Devastating new strain of Avian Influenza hit's Nigerian poultry industry affecting over 3.5 million birds: New strain very pathogenic more devastating!

Photo FaceToFaceAfrica
A devastating new strain of Avian Influenza has hit the poultry industry with over 3.5 million birds affected currently, the Minister of Agriculture, Audu Ogbeh has revealed.
Ogbeh spoke yesterday in Abuja during a meeting with commissioners of livestock, state directors of veterinary services and major stakeholders in the poultry industry.
According to the minister, the new strain is very pathogenic and more devastating to poultry species. He said the new virus, H5N8, which was discovered in Kano State would further add to the burdens of the strain, H5N1 that is currently circulating in about 26 states of the federation. Ogbeh lamented that the disease which is trans-boundary in nature has caused some of the country's neighbours to propose a ban on chicken and poultry products from Nigeria.

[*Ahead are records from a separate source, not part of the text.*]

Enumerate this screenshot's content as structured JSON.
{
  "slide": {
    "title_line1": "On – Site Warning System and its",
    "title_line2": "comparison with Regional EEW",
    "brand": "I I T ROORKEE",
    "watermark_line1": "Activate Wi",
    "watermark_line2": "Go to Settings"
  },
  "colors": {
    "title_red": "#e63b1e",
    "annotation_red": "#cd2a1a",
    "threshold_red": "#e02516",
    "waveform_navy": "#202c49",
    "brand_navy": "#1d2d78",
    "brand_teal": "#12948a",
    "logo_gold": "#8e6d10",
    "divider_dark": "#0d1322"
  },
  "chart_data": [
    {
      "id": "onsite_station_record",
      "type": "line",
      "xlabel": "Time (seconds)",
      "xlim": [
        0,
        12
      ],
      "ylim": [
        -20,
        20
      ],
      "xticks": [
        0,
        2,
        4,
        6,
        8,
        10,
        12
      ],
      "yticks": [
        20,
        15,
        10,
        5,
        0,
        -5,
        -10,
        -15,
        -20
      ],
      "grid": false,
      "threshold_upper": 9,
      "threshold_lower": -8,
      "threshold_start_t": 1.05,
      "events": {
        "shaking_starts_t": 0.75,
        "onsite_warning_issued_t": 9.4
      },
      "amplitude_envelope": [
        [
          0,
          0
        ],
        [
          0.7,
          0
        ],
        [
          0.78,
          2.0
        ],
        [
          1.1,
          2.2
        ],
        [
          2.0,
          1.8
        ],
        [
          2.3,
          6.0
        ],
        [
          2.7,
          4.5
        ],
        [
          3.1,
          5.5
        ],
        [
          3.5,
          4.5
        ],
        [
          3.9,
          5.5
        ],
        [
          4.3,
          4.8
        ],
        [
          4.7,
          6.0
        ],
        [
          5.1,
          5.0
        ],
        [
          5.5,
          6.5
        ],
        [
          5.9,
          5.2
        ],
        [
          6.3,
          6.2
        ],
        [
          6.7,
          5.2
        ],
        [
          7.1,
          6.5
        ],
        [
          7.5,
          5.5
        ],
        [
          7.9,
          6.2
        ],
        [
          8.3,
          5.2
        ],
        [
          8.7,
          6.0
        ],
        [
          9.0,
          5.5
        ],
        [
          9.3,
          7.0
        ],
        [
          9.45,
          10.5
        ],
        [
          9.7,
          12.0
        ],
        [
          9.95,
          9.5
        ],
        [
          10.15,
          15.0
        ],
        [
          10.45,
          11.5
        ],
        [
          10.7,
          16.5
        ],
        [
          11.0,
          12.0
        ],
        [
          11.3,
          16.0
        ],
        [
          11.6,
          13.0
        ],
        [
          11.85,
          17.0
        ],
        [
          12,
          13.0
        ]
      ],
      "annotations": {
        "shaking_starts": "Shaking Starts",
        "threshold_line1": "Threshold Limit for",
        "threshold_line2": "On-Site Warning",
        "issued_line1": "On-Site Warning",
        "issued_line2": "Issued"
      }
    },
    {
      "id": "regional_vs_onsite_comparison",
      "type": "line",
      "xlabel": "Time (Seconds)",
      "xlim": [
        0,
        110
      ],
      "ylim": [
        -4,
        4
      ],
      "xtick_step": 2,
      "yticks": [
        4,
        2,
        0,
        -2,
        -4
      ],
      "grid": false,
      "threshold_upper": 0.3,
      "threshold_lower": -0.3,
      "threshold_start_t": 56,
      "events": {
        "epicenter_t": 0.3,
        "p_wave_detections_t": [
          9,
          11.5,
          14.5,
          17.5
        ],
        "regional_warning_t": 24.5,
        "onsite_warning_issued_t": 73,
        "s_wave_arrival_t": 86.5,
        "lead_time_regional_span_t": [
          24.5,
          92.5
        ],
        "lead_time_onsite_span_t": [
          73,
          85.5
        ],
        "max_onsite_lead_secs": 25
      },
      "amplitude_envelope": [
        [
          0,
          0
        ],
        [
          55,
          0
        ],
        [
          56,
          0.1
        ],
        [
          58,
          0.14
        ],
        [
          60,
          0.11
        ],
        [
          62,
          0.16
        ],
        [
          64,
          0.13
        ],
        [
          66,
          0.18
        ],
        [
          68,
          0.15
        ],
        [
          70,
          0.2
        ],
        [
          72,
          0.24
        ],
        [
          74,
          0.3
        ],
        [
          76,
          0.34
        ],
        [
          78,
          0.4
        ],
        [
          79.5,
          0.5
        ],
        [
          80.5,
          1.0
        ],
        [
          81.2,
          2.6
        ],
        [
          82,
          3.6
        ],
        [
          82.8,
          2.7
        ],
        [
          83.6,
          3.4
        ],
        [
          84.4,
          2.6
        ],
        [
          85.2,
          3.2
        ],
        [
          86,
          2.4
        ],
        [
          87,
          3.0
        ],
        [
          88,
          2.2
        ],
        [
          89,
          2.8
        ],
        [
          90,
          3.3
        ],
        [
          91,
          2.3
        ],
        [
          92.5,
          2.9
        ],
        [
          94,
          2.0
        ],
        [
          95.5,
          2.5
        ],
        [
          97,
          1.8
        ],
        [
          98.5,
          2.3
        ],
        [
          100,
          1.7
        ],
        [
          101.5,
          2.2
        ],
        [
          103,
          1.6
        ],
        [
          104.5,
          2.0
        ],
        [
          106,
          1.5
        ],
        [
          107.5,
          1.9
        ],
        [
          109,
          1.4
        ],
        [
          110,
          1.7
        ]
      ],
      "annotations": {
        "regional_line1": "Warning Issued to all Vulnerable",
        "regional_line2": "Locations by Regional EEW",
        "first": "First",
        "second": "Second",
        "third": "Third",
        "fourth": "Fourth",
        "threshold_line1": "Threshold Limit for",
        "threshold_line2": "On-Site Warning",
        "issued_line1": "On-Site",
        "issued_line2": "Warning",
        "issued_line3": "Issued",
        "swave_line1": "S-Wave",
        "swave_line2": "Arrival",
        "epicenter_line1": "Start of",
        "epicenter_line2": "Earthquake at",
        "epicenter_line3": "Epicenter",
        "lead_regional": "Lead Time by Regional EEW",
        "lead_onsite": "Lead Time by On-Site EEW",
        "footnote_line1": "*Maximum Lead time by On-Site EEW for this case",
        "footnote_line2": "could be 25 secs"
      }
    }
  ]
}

He said: "This may lead to egg glut in the country.
There are already huge losses to the poultry industry.
I feel the pains of those affected firstly as a poultry farmer and also as a minister responsible for the availability and safety of food taken by Nigerians, as well as the diversification of the economy through agriculture."
The minister blamed the current outbreak on the inability of poultry farmers to comply with quarantine measures and movement restriction, violation of bio-security rules and non-adherence to basic hygienic.
He said to address some of the challenges, the Federal Government in collaboration with major stakeholders in the industry has provided some disease containment materials like disinfectants, personnel, protective equipment, plastic transport crates, syringes and needles, disposable gloves, sample bottles and others to all states of the federation.
Meanwhile, the Federal Government has warned poultry farmers against vaccination of birds infected by the virus, saying this may worsen the situation of the disease.
Ogbeh, who said there is currently no vaccine to cure the disease, advised that sensitisation and control are the only solutions to tackle the outbreak now.